Car c’est là l’autre aspect – celui qui m’obsède désormais, non : me tient attentive. C’est le fait que j’aie trouvé, enfin, dans le sport, un lieu où le mérite existe. Où il est immédiat et permanent. Sans ambiguïté. Plus insolite encore : où la douleur autant que le bien-être sont des signes de réussite. Avant-hier, j’enchaîne les fentes, un haltère de 12 kilos à chaque main, alternées avec des séries de course à main libre, le tout pendant 12 minutes (c’est le « finisher » d’un cours de 45 minutes). Pendant le temps de course, un sentiment de très grande légèreté, inouïe, presque anormale, née du contraste avec le port des poids me pousse à sprinter. « Me pousse », c’est-à-dire que JE NE PEUX PAS NE PAS LE FAIRE. La nausée augmente un peu plus à chaque aller-retour. Je continue. Pelletée. Pelletée. Pelletée de charbon dans la gueule. Au sortir de la salle mes mains se referment avec peine (sur le parking, j’ai du mal à tenir le volant). Le lendemain, l’arrière des cuisses est plombé. Les poignets sont enflés, littéralement. Peu importe. Joie joie et rejoie.
Tout cela est réellement une satisfaction. Rien à voir avec l’activité intellectuelle, l’écriture. Lorsqu’on rédige, on espère des lecteurs. Mais les lecteurs ne perçoivent que rarement la somme de travail. Ils sont prompts aussi à critiquer. L’écriture, la critique : c’est le concours d’intelligence. C’est le débat télévisé. Seul, on ne sait même pas si on va dans le bon sens. Si on fait mieux qu’avant. Il n’y a rien à tirer de l’écriture ou si peu. Compris pas compris. Publié, pas publié. Reconnu, conspué. Critiqué adulé (mais chaque fois pour de mauvaises raisons). Médiatisé, ignoré. Le sport, lui, paie tout de suite. Il fonctionne au mérite. Je ne parle pas de la compétition, qui introduit d’autres doutes, d’autres injustices, mais bien de la pratique individuelle. Tu fais tes exercices régulièrement ? Tu y vas à fond ? Alors tu progresseras et le sentiras à chaque entraînement. Tu portes plus lourd que la veille ? Tu auras des courbatures le lendemain (et le jour suivant plus encore). Il y a des règles, les lois sont simples, des causes et des conséquences.
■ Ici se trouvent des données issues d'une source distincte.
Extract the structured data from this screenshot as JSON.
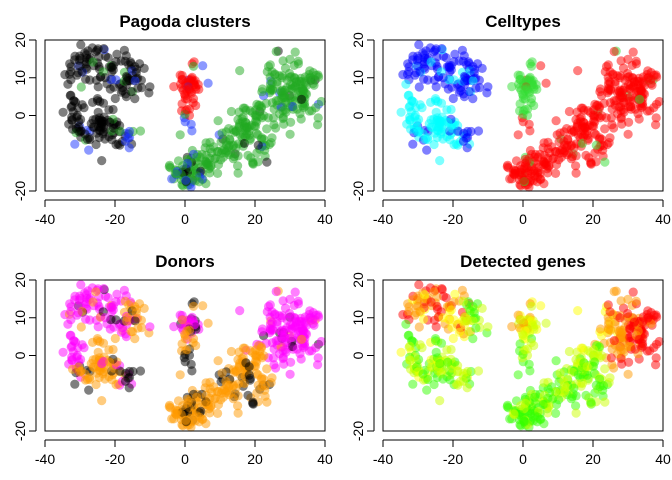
{
  "chart_data": [
    {
      "type": "scatter",
      "title": "Pagoda clusters",
      "xlabel": "",
      "ylabel": "",
      "xlim": [
        -40,
        40
      ],
      "ylim": [
        -20,
        20
      ],
      "xticks": [
        -40,
        -20,
        0,
        20,
        40
      ],
      "yticks": [
        20,
        10,
        0,
        -20
      ],
      "color_by": "cluster",
      "groups": [
        {
          "color": "#000000",
          "regions": [
            "upper-left island (x -35..-15, y -5..20)"
          ]
        },
        {
          "color": "#22aa22",
          "regions": [
            "lower-right arc (x 0..40, y -18..12)",
            "scattered in upper-left island"
          ]
        },
        {
          "color": "#ff0000",
          "regions": [
            "central column (x 0..8, y 0..12)"
          ]
        },
        {
          "color": "#1a33ff",
          "regions": [
            "scattered in upper-left island",
            "bottom of lower-right arc"
          ]
        }
      ]
    },
    {
      "type": "scatter",
      "title": "Celltypes",
      "xlabel": "",
      "ylabel": "",
      "xlim": [
        -40,
        40
      ],
      "ylim": [
        -20,
        20
      ],
      "xticks": [
        -40,
        -20,
        0,
        20,
        40
      ],
      "yticks": [
        20,
        10,
        0,
        -20
      ],
      "color_by": "celltype",
      "groups": [
        {
          "color": "#0000ff",
          "regions": [
            "top of upper-left island"
          ]
        },
        {
          "color": "#00ffff",
          "regions": [
            "left/bottom of upper-left island"
          ]
        },
        {
          "color": "#33dd33",
          "regions": [
            "central column"
          ]
        },
        {
          "color": "#ff0000",
          "regions": [
            "lower-right arc"
          ]
        }
      ]
    },
    {
      "type": "scatter",
      "title": "Donors",
      "xlabel": "",
      "ylabel": "",
      "xlim": [
        -40,
        40
      ],
      "ylim": [
        -20,
        20
      ],
      "xticks": [
        -40,
        -20,
        0,
        20,
        40
      ],
      "yticks": [
        20,
        10,
        0,
        -20
      ],
      "color_by": "donor",
      "groups": [
        {
          "color": "#ff00ff",
          "regions": [
            "upper-left island",
            "top of central column",
            "upper right of arc"
          ]
        },
        {
          "color": "#ff9900",
          "regions": [
            "right part of upper-left island",
            "bottom of arc",
            "central column"
          ]
        },
        {
          "color": "#000000",
          "regions": [
            "scattered"
          ]
        }
      ]
    },
    {
      "type": "scatter",
      "title": "Detected genes",
      "xlabel": "",
      "ylabel": "",
      "xlim": [
        -40,
        40
      ],
      "ylim": [
        -20,
        20
      ],
      "xticks": [
        -40,
        -20,
        0,
        20,
        40
      ],
      "yticks": [
        20,
        10,
        0,
        -20
      ],
      "color_by": "gene count (continuous)",
      "color_scale": [
        "#33ff00",
        "#ccff00",
        "#ffff00",
        "#ff9900",
        "#ff0000"
      ]
    }
  ]
}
La question n’est pas de savoir si l’effort est agréable. Il est récompensé, et cela fait tout. Moi qui ai longtemps cru que la suite de l’école serait du même ordre – travailler avec sérieux m’ouvrirait automatiquement des portes. Depuis j’ai vécu. L’université ? Copinage. L’édition ? Copinage. La politique ? Allez vous faire foutre. J’ai vécu et j’ai fui, toujours. Le sport ? Effort -, je retrouve aujourd’hui des sensations d’enfant. Aussi inattendu que cela paraisse, ce sont mes sensations de bonne élève. D’intello. J’ai à nouveau des repères. Tout cela a du sens, m’en donne, et je déchire.